The 20th-century equivalent smear, used both in the United Kingdom and the United States is "isolationist" — implying that the opponents of an expansive interventionist foreign policy are trying to shut out the rest of the world, bury our heads in the sand, and attempt to wish away the impositions of an ever more global culture. In other words, we are narrow-minded, myopic, and reflexively against everything foreign. By implication, it is the interventionists who are cosmopolitan and internationalist.

Here is Gregory Bresiger’s description of the Manchester School, from his JLS article "Laissez Faire and Little Englanderism":

The Manchester School [was] a radical group of parliamentary members in Victorian England. They were also known as the Little Englanders, or the Peace Men. Generally, they weren’t pacifists, but they proclaimed themselves as followers of Adam Smith, who saw peace, a reduction in government expenditures, and free trade as vital characteristics of prosperous, free societies. They fought the same battles as Taft and those consistent friends of liberty who today call for the dismantling of the American imperial state both at home and abroad.

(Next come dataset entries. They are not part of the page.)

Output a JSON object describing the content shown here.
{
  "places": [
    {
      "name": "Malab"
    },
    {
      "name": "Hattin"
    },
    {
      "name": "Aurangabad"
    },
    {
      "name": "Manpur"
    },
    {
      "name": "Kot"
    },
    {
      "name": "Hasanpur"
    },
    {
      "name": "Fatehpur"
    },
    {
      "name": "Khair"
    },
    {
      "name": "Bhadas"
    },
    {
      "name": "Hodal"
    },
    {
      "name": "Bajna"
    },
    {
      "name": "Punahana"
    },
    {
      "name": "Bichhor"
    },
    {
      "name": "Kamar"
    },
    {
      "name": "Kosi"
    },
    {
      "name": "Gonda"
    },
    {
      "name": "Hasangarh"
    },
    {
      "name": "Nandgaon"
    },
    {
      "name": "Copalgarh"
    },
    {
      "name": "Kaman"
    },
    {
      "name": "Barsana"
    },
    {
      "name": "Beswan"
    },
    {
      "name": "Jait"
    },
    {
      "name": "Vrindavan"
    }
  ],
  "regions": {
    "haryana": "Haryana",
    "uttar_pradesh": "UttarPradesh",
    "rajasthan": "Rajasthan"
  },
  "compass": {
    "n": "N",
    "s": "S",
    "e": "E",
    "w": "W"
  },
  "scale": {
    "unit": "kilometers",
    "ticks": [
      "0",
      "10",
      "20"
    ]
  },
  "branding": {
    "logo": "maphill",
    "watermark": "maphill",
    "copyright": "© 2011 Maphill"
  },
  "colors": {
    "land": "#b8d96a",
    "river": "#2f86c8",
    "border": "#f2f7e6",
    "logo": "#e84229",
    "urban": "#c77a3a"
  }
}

Manchesterism, like libertarianism today, was a philosophy ridiculed by nationalists and jingoists in Victorian England, who called it hopelessly utopian and isolationist.Download PDF

Is that what Stephen Merchant is accusing Karl Pilkington of? No, of course not. Merchant means that Pilkington doesn’t like Chinese food and thinks that foreign cultures have taken normal things from the English and made them weirder.

The result is a perverse travel show that is both very funny and oddly informative. Merchant’s use of the "Little Englander" epithet is a tiny, throwaway line, not at all the emphasis of the show — although it does get repeated in every episode of the first season, since it’s part of the opening.

So why do I find it significant? Isn’t this just another example of how language changes over time with shifts in political and historical context?

(I argue against this general line of thought — using a different example — in my most recent Freeman article, "Check Your History.")

If "Little Englander" were just a case of shifts in meaning, we should expect the more political and historically minded definition to have passed out of current usage, replaced by the insulting cultural definition.

But a quick Internet search suggests that while both meanings are current, the political meaning is still primary. See Wikipedia and Wiktionary for example, where the primary definition is anti-imperialist, followed by the "colloquial" usage that means xenophobic.

So why do the British still conflate opposition to empire with opposition to foreigners?

Is it the same reason Americans insist on the same conflation when talking about "isolationism"?